A card issuer generally cannot hike your interest rate during the first year you open the account. After that period it must notify you 45 days in advance about any rate changes, per the Credit Card Accountability Responsibility and Disclosure Act — or CARD Act. There are a couple of situations where it can raise it sooner.
If you have an introductory 0 percent APR, your issuer will raise your rate automatically once the promotional period ends.
If you don’t make at least your minimum payment for 60 days, your issuer could impose a penalty interest rate on your account.
Any new purchases you charge more than two weeks after this notice period will be assessed interest at the new rate. If you disagree with the interest rate change, you can cancel your credit card instead. In that case, you’d pay off any existing balances on the account at your lower current rate.
Credit card interest rates by state
Because so many exemptions to usury laws exist, states effectively don’t have credit card interest rate caps. In California, for example, the state’s usury law limits rates on consumer loans to 10 percent. However, California also exempts loans made by banks and credit unions from this usury law. Many other states also exempt banks from their usury laws.
Banks can also charge interest rates based on the prevailing rates in the state where they are headquartered or have branches, rather than in the consumer’s state. This means that the only financial institutions typically affected by usury laws tend to be lending companies that are not part of a bank, such as payday lenders.
To elaborate, consumers are beholden to the rules of the credit card agreement, which often stipulate that rates are determined by the bank’s jurisdiction and not the consumer’s. That’s why credit card issuers tend to be based in states such as Delaware, Missouri and South Dakota that have less stringent (or nonexistent) usury laws.
Highest credit card interest rates
Even though usury laws don’t affect credit card companies, they still tend to offer APRs with a range similar to competitors, dependent on various factors. This is because these card issuers still want to remain competitive and don’t want to risk pushing their products too far out of the range of what consumers can get from competing lenders. Here’s a list of popular issuers and the APRs they’re offering on various card products at the time of writing:
Note that these interest rates are the listed maximums for a card’s APR range, which can vary based on the applicant’s creditworthiness and the Federal Reserve’s prime rate. Applicants could still get a lower rate on many cards. Other cards outside this list may also have higher APRs if they’re marketed toward applicants with lower credit scores.

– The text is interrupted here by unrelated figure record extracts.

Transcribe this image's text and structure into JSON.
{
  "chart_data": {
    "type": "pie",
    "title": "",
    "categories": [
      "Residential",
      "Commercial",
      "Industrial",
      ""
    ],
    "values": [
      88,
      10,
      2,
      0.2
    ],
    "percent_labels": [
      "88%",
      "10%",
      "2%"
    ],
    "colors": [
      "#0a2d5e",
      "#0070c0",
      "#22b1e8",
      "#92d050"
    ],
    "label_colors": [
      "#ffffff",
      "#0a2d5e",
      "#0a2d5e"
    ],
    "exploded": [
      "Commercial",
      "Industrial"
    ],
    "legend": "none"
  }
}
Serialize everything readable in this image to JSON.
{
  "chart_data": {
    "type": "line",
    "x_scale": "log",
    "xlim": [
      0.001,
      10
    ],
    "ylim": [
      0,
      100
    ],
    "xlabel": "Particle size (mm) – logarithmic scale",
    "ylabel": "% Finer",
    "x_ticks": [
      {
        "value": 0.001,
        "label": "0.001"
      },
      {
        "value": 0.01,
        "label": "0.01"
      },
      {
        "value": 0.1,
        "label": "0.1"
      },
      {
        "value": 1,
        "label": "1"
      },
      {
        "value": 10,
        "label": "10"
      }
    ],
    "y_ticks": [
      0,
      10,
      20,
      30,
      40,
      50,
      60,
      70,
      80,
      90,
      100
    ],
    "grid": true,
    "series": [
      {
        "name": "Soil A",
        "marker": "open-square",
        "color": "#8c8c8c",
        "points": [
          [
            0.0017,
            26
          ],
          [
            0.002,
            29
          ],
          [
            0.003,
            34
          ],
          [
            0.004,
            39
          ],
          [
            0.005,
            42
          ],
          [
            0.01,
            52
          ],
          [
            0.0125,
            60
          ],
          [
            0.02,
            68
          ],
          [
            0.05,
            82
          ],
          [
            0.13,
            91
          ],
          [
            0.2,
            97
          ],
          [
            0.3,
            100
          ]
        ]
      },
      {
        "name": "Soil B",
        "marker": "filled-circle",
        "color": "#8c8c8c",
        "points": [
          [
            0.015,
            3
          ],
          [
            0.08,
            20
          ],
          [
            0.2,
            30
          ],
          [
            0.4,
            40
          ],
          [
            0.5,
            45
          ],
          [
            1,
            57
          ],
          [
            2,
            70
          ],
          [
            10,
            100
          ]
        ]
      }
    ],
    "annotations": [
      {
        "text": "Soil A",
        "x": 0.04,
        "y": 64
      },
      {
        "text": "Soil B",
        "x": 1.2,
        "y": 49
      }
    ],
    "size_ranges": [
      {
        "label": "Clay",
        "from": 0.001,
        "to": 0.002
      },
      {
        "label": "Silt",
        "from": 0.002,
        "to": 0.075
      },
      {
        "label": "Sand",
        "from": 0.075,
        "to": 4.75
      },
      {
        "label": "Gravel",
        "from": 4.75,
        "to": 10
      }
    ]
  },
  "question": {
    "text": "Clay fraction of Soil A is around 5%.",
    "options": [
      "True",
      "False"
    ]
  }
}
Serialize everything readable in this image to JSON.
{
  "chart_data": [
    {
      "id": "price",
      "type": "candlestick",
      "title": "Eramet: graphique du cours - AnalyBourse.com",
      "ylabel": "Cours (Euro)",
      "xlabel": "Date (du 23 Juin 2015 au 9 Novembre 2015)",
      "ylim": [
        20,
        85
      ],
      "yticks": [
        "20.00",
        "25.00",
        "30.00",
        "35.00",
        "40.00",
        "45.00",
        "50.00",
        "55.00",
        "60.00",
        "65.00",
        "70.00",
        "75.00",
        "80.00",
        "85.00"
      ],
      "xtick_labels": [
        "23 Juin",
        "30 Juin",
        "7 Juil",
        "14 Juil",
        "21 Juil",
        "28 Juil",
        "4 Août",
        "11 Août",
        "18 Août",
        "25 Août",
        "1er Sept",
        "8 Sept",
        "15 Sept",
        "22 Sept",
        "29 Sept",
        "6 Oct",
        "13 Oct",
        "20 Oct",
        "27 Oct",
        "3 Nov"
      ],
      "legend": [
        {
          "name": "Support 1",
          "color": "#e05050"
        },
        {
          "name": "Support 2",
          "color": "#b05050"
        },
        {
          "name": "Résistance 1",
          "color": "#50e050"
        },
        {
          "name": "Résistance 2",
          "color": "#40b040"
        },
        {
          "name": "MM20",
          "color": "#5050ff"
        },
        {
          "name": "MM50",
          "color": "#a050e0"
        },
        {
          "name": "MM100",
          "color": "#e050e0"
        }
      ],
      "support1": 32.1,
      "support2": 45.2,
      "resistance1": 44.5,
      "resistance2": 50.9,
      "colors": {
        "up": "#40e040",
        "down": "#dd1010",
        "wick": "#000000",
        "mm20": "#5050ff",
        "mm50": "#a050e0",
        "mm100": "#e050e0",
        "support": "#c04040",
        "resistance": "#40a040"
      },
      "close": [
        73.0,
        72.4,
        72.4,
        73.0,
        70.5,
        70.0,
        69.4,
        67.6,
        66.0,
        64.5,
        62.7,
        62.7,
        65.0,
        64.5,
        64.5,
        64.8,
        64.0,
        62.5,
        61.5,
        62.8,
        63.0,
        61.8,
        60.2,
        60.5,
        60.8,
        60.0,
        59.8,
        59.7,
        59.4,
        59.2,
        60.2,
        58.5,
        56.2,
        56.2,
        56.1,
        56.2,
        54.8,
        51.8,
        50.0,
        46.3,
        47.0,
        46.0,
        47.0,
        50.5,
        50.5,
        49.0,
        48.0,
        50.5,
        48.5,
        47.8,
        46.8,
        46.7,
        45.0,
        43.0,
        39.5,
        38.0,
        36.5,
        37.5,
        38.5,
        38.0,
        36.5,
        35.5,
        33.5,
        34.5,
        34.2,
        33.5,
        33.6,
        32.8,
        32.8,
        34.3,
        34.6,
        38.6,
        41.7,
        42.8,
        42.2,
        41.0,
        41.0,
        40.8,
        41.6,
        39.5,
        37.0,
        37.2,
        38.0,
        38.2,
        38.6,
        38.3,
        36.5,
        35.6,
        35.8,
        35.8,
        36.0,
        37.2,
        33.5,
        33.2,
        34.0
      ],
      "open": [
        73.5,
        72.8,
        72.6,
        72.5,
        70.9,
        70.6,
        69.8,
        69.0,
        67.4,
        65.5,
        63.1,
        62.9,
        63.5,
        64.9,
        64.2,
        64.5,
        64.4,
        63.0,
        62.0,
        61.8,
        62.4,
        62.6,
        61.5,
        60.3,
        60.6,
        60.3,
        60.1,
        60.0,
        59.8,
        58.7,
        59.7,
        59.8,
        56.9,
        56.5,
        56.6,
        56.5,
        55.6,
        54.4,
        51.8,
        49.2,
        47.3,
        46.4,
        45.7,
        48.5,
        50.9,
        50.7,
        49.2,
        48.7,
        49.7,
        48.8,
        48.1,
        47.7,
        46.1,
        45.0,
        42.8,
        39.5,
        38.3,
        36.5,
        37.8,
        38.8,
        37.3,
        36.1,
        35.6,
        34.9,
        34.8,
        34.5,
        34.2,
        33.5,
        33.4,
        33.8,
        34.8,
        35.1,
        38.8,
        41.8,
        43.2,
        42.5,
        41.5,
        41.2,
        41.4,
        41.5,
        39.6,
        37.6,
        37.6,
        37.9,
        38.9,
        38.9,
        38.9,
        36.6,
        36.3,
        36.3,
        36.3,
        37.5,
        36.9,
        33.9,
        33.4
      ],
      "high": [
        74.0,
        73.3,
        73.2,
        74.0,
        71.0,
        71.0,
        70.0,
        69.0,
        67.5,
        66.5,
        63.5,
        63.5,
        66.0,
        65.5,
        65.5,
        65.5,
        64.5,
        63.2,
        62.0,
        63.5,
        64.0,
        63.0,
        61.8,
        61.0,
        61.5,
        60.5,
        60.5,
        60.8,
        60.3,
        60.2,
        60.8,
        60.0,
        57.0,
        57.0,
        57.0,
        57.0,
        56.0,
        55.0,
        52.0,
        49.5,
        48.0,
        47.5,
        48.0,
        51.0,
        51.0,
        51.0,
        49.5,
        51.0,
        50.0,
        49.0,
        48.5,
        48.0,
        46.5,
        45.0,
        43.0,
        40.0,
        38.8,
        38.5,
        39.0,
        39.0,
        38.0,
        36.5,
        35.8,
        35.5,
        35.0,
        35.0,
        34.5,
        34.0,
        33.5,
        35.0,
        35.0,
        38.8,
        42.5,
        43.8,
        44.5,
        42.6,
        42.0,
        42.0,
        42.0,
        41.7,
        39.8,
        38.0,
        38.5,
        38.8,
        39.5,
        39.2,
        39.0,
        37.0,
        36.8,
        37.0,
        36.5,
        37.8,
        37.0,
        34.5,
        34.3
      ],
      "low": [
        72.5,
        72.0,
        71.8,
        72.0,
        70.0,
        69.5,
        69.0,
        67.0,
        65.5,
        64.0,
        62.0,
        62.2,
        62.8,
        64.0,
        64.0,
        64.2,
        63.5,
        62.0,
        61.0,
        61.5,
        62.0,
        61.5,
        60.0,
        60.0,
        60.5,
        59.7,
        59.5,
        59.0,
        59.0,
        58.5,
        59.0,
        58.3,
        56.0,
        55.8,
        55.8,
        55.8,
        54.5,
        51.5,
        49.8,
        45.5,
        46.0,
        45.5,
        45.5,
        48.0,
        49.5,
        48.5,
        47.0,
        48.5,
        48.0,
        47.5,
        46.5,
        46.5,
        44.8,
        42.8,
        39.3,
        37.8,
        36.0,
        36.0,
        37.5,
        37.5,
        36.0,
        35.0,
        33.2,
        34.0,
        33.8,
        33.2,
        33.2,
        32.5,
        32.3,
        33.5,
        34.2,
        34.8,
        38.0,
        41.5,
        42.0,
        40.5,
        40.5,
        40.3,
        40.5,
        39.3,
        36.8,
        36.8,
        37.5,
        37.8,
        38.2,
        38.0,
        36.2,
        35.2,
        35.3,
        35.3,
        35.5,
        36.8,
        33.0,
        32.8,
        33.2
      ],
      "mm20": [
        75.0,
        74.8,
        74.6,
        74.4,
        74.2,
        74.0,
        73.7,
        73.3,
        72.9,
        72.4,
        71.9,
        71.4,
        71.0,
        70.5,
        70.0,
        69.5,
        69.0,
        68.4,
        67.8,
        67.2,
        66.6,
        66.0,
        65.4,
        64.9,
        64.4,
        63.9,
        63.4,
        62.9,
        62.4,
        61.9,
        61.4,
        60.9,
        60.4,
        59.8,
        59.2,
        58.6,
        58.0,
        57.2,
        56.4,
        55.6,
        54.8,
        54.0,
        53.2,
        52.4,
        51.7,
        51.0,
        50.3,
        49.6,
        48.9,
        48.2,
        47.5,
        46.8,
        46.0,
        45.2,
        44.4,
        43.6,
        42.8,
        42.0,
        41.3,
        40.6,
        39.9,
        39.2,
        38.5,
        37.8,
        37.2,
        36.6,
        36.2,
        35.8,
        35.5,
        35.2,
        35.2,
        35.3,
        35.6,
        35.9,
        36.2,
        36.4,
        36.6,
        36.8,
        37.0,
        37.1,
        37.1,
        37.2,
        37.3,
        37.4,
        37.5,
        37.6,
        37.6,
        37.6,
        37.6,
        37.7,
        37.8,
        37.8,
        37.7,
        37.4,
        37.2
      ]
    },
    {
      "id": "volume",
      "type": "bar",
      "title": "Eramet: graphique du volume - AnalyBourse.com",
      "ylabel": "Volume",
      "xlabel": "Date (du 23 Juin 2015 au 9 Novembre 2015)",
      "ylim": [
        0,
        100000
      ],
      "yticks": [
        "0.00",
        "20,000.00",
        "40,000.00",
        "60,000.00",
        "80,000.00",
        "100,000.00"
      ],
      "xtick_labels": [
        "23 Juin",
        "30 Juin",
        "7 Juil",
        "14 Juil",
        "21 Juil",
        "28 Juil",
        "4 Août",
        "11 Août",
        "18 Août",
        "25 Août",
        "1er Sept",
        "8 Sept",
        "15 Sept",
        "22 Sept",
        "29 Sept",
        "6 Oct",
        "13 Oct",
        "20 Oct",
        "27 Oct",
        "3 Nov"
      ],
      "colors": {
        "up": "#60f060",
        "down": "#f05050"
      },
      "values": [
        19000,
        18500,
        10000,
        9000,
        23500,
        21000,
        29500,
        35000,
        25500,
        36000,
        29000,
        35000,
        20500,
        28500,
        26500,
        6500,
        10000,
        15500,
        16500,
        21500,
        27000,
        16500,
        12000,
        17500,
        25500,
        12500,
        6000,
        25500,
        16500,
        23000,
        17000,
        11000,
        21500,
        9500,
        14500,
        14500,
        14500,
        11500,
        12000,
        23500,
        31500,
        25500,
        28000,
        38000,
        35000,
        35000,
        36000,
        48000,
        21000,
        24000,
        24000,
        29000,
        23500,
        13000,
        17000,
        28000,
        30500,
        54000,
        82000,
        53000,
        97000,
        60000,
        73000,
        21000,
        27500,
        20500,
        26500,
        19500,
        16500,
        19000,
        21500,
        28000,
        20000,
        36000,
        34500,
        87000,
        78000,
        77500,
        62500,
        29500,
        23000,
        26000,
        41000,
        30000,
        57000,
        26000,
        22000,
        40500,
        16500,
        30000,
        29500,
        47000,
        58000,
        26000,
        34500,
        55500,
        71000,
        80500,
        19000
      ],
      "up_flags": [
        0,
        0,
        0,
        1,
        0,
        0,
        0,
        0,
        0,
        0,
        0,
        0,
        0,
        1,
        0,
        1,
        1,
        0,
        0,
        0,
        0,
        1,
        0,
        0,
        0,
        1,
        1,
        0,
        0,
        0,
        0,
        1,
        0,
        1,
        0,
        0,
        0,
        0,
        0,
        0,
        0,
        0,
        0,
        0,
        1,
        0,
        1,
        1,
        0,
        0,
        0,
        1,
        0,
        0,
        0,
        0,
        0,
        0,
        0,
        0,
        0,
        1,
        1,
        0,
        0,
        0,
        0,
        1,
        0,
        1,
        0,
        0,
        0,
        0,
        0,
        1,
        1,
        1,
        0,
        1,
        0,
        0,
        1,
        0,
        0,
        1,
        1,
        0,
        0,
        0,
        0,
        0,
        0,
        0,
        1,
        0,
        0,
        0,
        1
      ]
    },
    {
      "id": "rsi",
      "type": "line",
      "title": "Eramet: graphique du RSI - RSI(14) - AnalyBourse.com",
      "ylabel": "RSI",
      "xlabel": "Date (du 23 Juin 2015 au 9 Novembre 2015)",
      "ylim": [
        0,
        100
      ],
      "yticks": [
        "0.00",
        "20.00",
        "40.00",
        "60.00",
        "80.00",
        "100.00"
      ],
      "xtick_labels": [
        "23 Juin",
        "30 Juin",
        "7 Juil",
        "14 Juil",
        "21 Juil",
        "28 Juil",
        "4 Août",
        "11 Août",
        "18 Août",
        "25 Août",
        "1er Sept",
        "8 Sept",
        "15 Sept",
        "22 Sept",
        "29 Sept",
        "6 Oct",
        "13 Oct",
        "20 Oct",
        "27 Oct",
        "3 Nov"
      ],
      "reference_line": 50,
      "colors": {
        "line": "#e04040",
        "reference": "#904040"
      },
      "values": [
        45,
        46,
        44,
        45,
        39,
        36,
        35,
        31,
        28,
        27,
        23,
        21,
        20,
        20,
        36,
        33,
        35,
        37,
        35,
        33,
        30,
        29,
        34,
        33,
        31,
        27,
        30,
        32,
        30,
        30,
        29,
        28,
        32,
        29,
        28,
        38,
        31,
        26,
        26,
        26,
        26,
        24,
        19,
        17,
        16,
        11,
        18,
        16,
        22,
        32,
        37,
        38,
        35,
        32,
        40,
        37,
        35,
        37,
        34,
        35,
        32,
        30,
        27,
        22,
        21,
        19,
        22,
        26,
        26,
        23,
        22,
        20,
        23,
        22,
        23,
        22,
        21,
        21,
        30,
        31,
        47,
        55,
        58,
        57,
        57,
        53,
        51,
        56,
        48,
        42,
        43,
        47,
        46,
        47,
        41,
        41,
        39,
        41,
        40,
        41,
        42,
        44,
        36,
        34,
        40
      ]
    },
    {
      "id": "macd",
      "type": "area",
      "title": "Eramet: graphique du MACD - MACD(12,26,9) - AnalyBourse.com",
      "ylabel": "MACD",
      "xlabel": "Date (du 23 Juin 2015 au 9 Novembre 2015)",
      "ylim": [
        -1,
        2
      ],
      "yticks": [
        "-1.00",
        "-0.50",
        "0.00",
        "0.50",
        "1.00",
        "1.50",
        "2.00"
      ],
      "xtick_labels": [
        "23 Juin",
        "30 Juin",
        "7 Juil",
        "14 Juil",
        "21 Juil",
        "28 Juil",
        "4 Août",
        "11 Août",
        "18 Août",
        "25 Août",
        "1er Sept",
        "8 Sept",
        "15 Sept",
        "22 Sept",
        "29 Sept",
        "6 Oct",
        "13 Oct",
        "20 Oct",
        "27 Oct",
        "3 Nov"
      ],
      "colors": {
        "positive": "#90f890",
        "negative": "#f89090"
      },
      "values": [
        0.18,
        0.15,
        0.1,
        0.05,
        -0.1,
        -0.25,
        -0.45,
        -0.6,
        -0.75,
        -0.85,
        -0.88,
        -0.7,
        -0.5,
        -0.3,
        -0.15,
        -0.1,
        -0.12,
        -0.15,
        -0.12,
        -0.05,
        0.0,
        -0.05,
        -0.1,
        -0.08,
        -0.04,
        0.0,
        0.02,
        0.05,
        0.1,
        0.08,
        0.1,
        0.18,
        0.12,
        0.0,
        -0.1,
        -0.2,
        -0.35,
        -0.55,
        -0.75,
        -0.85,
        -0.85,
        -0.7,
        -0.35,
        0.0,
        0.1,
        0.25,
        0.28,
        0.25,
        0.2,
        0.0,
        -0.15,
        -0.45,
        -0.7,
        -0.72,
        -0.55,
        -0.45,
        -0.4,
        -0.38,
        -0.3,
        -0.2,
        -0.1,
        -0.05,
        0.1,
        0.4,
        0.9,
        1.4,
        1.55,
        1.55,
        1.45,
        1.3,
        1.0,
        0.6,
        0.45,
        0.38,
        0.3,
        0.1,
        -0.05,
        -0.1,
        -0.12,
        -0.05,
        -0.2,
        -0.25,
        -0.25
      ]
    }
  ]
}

No matter what credit card you own, it’s essential to know your card’s APR, especially since your state’s usury laws likely won’t matter to your card issuer.
How to check your interest rate
The easiest way to find your interest rate is to look at your credit card’s monthly statement. Beyond your transactions and summary of your spending, it will also list your annual percentage rate (APR). The rate will also be featured in the card’s terms and conditions in the table, called a Schumer box, at the top.
It should also be listed online or in the mobile app. It can be listed under your account information or in the digital statement. If you’re having trouble finding it, you can also contact your issuer and ask a customer service representative. The number should be on the back of your card.
When do rate caps apply?
There are some situations in which consumers get the protection of a cap on their interest rates. One exception is for cards issued by a credit union. The law states that federal credit unions can’t charge their members a rate higher than 18 percent, including all finance charges, on their unpaid balances.
Also, if you are actively serving in the military or are a covered dependent of such a person, the Military Lending Act caps the interest rates, including finance charges, on your credit card debt at 36 percent.
For any loans taken out or credit card debt incurred before you became an active servicemember, the Servicemembers Civil Relief Act provides relief, with interest rates on cards for military members capped at 6 percent. This is to ensure service members can focus their attention on serving the nation. For loans, you’ll need to notify your lender about your military service and ask for the cap.
The bottom line
The CARD Act does not include a cap on credit card interest rates. While state-level interest rate caps and usury laws exist, many of those laws don’t apply to credit card rates in practice. Moreover, banks can charge interest rates that apply to the states where they are based, rather than the state where you live.
Read the fine print of your card’s agreement to determine which state’s laws apply to your credit card balance, and watch out for communications from your issuer. Your card issuer will generally have to give you 45 days’ advance notice if it wants to increase your rate.